How do you graph $y=\tan 2x$?

Answer 1

Hint: To graph the above trigonometric function, we will first graph the trigonometric function $y=\tan x$ then the function which we have to graph has the angle two times of that of $\tan x$ so the values of x that this $\tan 2x$ will be half of that of $\tan x$ to achieve the same pattern of the graph as that of $\tan x$.
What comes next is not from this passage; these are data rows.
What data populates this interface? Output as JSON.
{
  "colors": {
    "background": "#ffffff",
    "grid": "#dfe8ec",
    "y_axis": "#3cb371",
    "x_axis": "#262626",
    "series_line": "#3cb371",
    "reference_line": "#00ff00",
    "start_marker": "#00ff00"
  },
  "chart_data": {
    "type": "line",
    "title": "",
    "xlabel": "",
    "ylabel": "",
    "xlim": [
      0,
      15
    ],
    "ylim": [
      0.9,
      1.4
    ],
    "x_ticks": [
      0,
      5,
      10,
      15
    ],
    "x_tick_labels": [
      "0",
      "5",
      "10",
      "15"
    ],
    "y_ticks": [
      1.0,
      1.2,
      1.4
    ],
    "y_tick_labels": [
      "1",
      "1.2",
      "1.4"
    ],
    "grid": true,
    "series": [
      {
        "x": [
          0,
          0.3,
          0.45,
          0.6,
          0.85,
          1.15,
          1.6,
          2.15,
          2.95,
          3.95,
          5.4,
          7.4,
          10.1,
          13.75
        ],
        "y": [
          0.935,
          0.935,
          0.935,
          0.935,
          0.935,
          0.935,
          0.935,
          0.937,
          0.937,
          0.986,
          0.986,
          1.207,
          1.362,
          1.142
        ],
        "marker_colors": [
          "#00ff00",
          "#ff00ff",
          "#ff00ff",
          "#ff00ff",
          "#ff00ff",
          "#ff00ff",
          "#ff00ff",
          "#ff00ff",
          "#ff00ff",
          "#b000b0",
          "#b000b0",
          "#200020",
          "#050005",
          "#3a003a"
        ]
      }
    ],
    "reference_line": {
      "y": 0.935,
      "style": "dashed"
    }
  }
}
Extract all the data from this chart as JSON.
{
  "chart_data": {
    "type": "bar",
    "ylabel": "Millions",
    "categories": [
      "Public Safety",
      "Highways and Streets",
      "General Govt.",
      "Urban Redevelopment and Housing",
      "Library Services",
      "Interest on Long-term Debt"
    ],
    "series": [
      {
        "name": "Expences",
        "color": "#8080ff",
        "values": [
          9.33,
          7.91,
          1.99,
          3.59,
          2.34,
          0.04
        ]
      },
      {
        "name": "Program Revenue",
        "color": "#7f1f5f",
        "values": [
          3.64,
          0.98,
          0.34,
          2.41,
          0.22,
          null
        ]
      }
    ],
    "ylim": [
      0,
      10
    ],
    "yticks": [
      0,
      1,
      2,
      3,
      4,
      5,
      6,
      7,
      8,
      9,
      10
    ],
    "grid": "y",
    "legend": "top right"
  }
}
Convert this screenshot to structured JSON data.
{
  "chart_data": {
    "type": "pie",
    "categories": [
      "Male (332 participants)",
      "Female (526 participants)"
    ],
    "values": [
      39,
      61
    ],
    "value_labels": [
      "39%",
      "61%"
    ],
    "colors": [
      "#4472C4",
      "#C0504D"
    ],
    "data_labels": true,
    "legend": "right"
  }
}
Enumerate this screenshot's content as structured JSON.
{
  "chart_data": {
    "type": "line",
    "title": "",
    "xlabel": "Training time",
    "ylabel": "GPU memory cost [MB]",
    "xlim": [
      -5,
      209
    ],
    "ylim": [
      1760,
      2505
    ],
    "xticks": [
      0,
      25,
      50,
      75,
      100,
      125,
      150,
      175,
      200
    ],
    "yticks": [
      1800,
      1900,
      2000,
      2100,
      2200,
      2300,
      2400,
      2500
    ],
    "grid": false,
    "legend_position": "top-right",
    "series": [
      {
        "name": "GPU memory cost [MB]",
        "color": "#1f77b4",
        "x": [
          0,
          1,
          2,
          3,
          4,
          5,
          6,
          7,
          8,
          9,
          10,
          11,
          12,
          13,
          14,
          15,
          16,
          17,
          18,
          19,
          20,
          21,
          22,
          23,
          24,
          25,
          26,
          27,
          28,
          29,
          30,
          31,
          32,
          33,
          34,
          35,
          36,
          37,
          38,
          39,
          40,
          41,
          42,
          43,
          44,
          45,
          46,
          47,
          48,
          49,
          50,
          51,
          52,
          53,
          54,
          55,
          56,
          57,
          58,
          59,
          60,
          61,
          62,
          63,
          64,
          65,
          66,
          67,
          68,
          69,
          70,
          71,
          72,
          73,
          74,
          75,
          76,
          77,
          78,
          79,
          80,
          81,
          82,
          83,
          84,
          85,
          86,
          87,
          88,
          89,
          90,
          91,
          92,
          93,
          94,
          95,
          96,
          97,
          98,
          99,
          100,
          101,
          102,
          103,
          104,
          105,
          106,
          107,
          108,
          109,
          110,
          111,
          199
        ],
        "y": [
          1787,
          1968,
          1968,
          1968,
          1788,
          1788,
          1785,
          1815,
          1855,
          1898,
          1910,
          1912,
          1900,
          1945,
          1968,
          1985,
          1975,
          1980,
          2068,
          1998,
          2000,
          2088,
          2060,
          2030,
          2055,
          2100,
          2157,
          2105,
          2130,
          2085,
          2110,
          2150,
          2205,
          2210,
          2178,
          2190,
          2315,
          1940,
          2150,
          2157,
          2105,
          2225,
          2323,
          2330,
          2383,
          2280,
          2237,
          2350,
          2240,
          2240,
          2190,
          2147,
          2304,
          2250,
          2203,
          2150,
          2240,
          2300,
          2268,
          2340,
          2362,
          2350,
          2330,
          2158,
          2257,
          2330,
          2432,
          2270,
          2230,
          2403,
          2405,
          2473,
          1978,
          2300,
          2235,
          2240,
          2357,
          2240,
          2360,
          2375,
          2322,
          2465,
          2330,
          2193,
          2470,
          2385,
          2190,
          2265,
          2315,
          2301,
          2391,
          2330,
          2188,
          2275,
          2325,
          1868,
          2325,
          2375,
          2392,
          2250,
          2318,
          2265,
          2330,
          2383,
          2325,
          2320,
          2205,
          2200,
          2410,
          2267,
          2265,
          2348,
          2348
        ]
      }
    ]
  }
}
Complete step by step answer:
The trigonometric function which we have to draw on the graph is as follows:
$y=\tan 2x$
To draw the above graph, we are going to draw $y=\tan x$ first and this graph of $y=\tan x$ we already know from the standard graphs of the trigonometric functions. So, the graph of $y=\tan x$ is as follows:

Now, in the graph of $y=\tan 2x$, the values of x will be changed with respect to $\tan x$. And we have demonstrated the change as follows: We know that $\tan x=1$ is possible when $x=\dfrac{\pi }{4}$ and $\tan 2x=1$ when $2x=\dfrac{\pi }{4}$ and then the value of x is calculated by dividing 2 on both the sides of the equation in x.
$\begin{align}
  & \dfrac{2x}{2}=\dfrac{\pi }{2\left( 4 \right)} \\
 & \Rightarrow x=\dfrac{\pi }{8} \\
\end{align}$
As you can see that the value of x in $\tan 2x$ becomes one half of the value of x in $\tan x$.
The values of x at which $\tan 2x$ is drawn is half of the values of x at which $\tan x$ is drawn so keeping in mind this concept we are going to draw the graph of $\tan 2x$.
 

Hence, we have drawn the graph of $y=\tan 2x$ as follows:

Note: In the above graph of $y=\tan 2x$ , as you can see that the function becomes 0 when the value of x is around 1.5 and we know that the value of $\dfrac{\pi }{2}=1.57$ so $\tan 2x=0$ when $x=\dfrac{\pi }{2}$.
In the graph of $\tan x$, it will be 0 in the multiple of $\pi $ means when $x=\pi $ then the function becomes 0 and in the graph of $\tan 2x$, it is 0 when $x=\dfrac{\pi }{2}$ and as this value of x is half of $\pi $. Hence, we have drawn the correct graph.